1 Nisan 2020 Çarşamba

Dert Ortağım

Bir görüşme nedeniyle evimden en son 16 Mart günü çıkmıştım. (Sanki sordunuz da) O günden bu yana ne çarşı bilirim ne pazar. Ne arayanım var ne de soranım. Ne kimseyi ziyaret ettim ne de evime ziyaretçi geldi. Ekmek biterse fırına, çok zaruri bir ihtiyacım ortaya çıkmışsa, market ayrımı yapmadan en yakın markete gidip geldim.

Eve kapanmamın ilk haftasında gittiğim market de son gidişim oldu. Oğlan ihtiyacımı alıp geliyor, istediklerimi mutfağa koyuyor, bizimle görüşmeden evinin yolunu tutuyor. Hasılı evlendirip baş göz ettiğim çocuklarımı dahi göremiyorum. Evde hapisim anlayacağınız. Tıpkı evde kal uyarısıyla evine kapanan çoğunuz gibi.

Evde otururken şimdi evde hapis cezası almanın tam zamanı diyorum bazen. Nasılsa ben de evdeyim, herkes de evinde. Hazır eve kapanmışken bu vesileyle cezamı çekmiş olurdum. Daha neler aklıma geliyor neler! En normali de verdiğim bu örnek.

Anlayacağınız dertliyim. En büyük dert ortağım, yol arkadaşım ve sırdaşım, günde en az üç kez, içinde çay demlediğim çaydanlıktır. Pek çay içmeyen çocuğum da çaykolik oldu. Dolduruyorum çaydanlığın içini suyla. Koyuyorum ocağın üstüne çaydanlığı. Yakıyorum altını. İşe gidecekmişim, acele işim varmış gibi açıyorum ocağın alevini. Fokur fokur kaynatıyorum suyu. Demliyorum çayımı.
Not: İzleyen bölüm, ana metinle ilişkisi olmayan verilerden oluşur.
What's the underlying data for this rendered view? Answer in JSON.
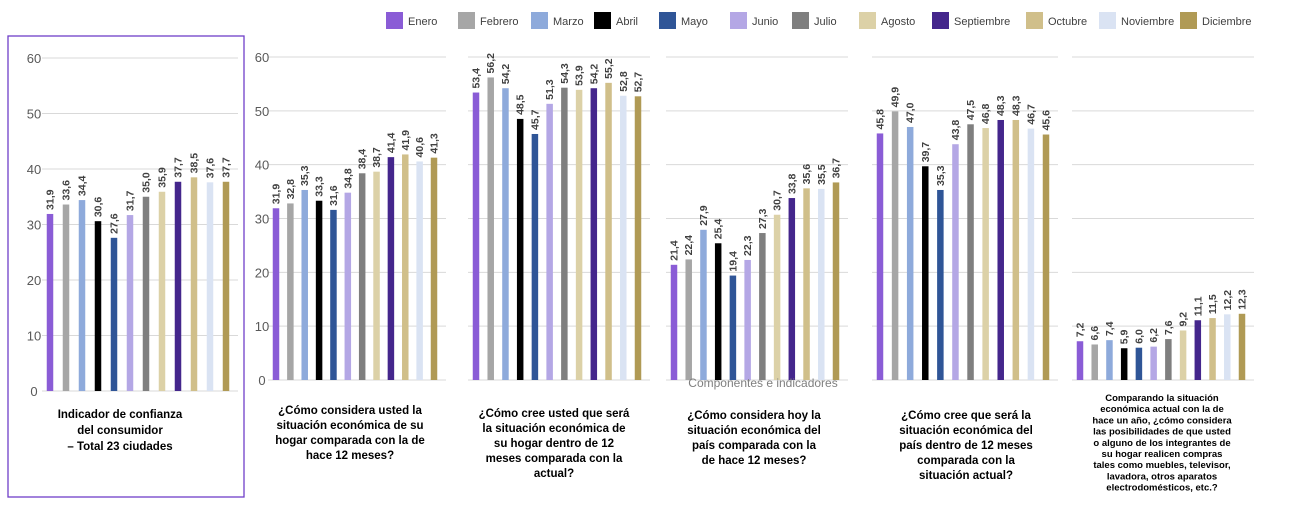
{
  "chart_data": {
    "type": "bar",
    "x_axis_title": "Componentes e indicadores",
    "ylim": [
      0,
      60
    ],
    "yticks": [
      0,
      10,
      20,
      30,
      40,
      50,
      60
    ],
    "grid": true,
    "legend_position": "top-right",
    "series": [
      {
        "name": "Enero",
        "color": "#8a5cd6"
      },
      {
        "name": "Febrero",
        "color": "#a6a6a6"
      },
      {
        "name": "Marzo",
        "color": "#8eaadb"
      },
      {
        "name": "Abril",
        "color": "#000000"
      },
      {
        "name": "Mayo",
        "color": "#2f5597"
      },
      {
        "name": "Junio",
        "color": "#b4a7e5"
      },
      {
        "name": "Julio",
        "color": "#7f7f7f"
      },
      {
        "name": "Agosto",
        "color": "#dcd1a7"
      },
      {
        "name": "Septiembre",
        "color": "#44268c"
      },
      {
        "name": "Octubre",
        "color": "#d0bf8a"
      },
      {
        "name": "Noviembre",
        "color": "#dae3f3"
      },
      {
        "name": "Diciembre",
        "color": "#b09a55"
      }
    ],
    "panels": [
      {
        "label_lines": [
          "Indicador de confianza",
          "del consumidor",
          "– Total 23 ciudades"
        ],
        "values": [
          31.9,
          33.6,
          34.4,
          30.6,
          27.6,
          31.7,
          35.0,
          35.9,
          37.7,
          38.5,
          37.6,
          37.7
        ],
        "labels": [
          "31,9",
          "33,6",
          "34,4",
          "30,6",
          "27,6",
          "31,7",
          "35,0",
          "35,9",
          "37,7",
          "38,5",
          "37,6",
          "37,7"
        ]
      },
      {
        "label_lines": [
          "¿Cómo considera usted la",
          "situación económica de su",
          "hogar comparada con la de",
          "hace 12 meses?"
        ],
        "values": [
          31.9,
          32.8,
          35.3,
          33.3,
          31.6,
          34.8,
          38.4,
          38.7,
          41.4,
          41.9,
          40.6,
          41.3
        ],
        "labels": [
          "31,9",
          "32,8",
          "35,3",
          "33,3",
          "31,6",
          "34,8",
          "38,4",
          "38,7",
          "41,4",
          "41,9",
          "40,6",
          "41,3"
        ]
      },
      {
        "label_lines": [
          "¿Cómo cree usted que será",
          "la situación económica de",
          "su hogar dentro de 12",
          "meses comparada con la",
          "actual?"
        ],
        "values": [
          53.4,
          56.2,
          54.2,
          48.5,
          45.7,
          51.3,
          54.3,
          53.9,
          54.2,
          55.2,
          52.8,
          52.7
        ],
        "labels": [
          "53,4",
          "56,2",
          "54,2",
          "48,5",
          "45,7",
          "51,3",
          "54,3",
          "53,9",
          "54,2",
          "55,2",
          "52,8",
          "52,7"
        ]
      },
      {
        "label_lines": [
          "¿Cómo considera hoy la",
          "situación económica del",
          "país comparada con la",
          "de hace 12 meses?"
        ],
        "values": [
          21.4,
          22.4,
          27.9,
          25.4,
          19.4,
          22.3,
          27.3,
          30.7,
          33.8,
          35.6,
          35.5,
          36.7
        ],
        "labels": [
          "21,4",
          "22,4",
          "27,9",
          "25,4",
          "19,4",
          "22,3",
          "27,3",
          "30,7",
          "33,8",
          "35,6",
          "35,5",
          "36,7"
        ]
      },
      {
        "label_lines": [
          "¿Cómo cree que será la",
          "situación económica del",
          "país dentro de 12 meses",
          "comparada con la",
          "situación actual?"
        ],
        "values": [
          45.8,
          49.9,
          47.0,
          39.7,
          35.3,
          43.8,
          47.5,
          46.8,
          48.3,
          48.3,
          46.7,
          45.6
        ],
        "labels": [
          "45,8",
          "49,9",
          "47,0",
          "39,7",
          "35,3",
          "43,8",
          "47,5",
          "46,8",
          "48,3",
          "48,3",
          "46,7",
          "45,6"
        ]
      },
      {
        "label_lines": [
          "Comparando la situación",
          "económica actual con la de",
          "hace un año, ¿cómo considera",
          "las posibilidades de que usted",
          "o alguno de los integrantes de",
          "su hogar realicen compras",
          "tales como muebles, televisor,",
          "lavadora, otros aparatos",
          "electrodomésticos, etc.?"
        ],
        "values": [
          7.2,
          6.6,
          7.4,
          5.9,
          6.0,
          6.2,
          7.6,
          9.2,
          11.1,
          11.5,
          12.2,
          12.3
        ],
        "labels": [
          "7,2",
          "6,6",
          "7,4",
          "5,9",
          "6,0",
          "6,2",
          "7,6",
          "9,2",
          "11,1",
          "11,5",
          "12,2",
          "12,3"
        ]
      }
    ]
  }
}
Çayımı biraz dinlenmeye bırakıyorum. İyice demlendikten sonra oturuyorum çaydanlığın yanına. Doldurup doldurup içiyorum. İçtikçe efkarım dağılıyor. Ta ki çaydanlıktaki çay bitinceye kadar. Ne çaydanlığım yaktın, kaynattın, pişirdin beni diyor ne içtiğim çay; yeter artık, bırak içmeyi diyor ne de midem, of! İçim dışım çay oldu diyor. Bugünlerde damarlarımı kesseniz kan yerine, çay akar anlayacağınız.

Görünen o ki evde zorunlu ikamet devam ettiği müddetçe çaydanlık, çay ve ben birbirinden ayrılmaz muhteşem üçlü olmaya devam edecek. En iyi dost zira çay bu aşamada. Umarım bu mecburi olağanüstü hal çok uzun sürmez, ülke selamete çıkar, ben de sağ salim dışarı çıkarım, herkes gibi.


Yardımlar, Gerçek İhtiyaç Sahiplerini Bulur mu? **


Malumunuz bugünlerde başımıza tebelleş olan bir salgınla boğuşuyoruz. Her geçen gün artan gözle görünmez bu mikrobun bugünden yarına gideceği de yok. Her gün yapılan testlerle bu virüse kapılanların sayısı da bir o kadar artıyor. Aynı şekilde bu amansız hastalığı atlatamayıp ölüme yenik düşenlerin sayısı da artıyor.

Dünyanın aciz kaldığı, birçok ülkenin sağlık sisteminin çöktüğü bu virüsü kapmamak, başkasına bulaştırmamak için yetkililerin uyarılarıyla evlerimize kapandık, ilden ile hatta ilçeden ilçeye çıkışlar bile mülki amirin iznine bağlı hale getirildi. Salgının hızı kesilmez, artmaya devam ederse kısmi sokağa çıkma yasağının sınırları genişletilerek belki de tüm ülkede sokağa çıkma yasağı ilan edilecek. Bakkal, marketler ve fırınlar dışında birçok sektör iş yerini açmayacak şekilde geçici olarak kepenk kapattı. İşin ciddiyetinin farkına varamamış ve “Bize bir şey olmaz” diyen az sayıdaki insan dışında ve işi gereği dışarıya çıkmak zorunda olan insanlarımız dışında herkes evine kapandı.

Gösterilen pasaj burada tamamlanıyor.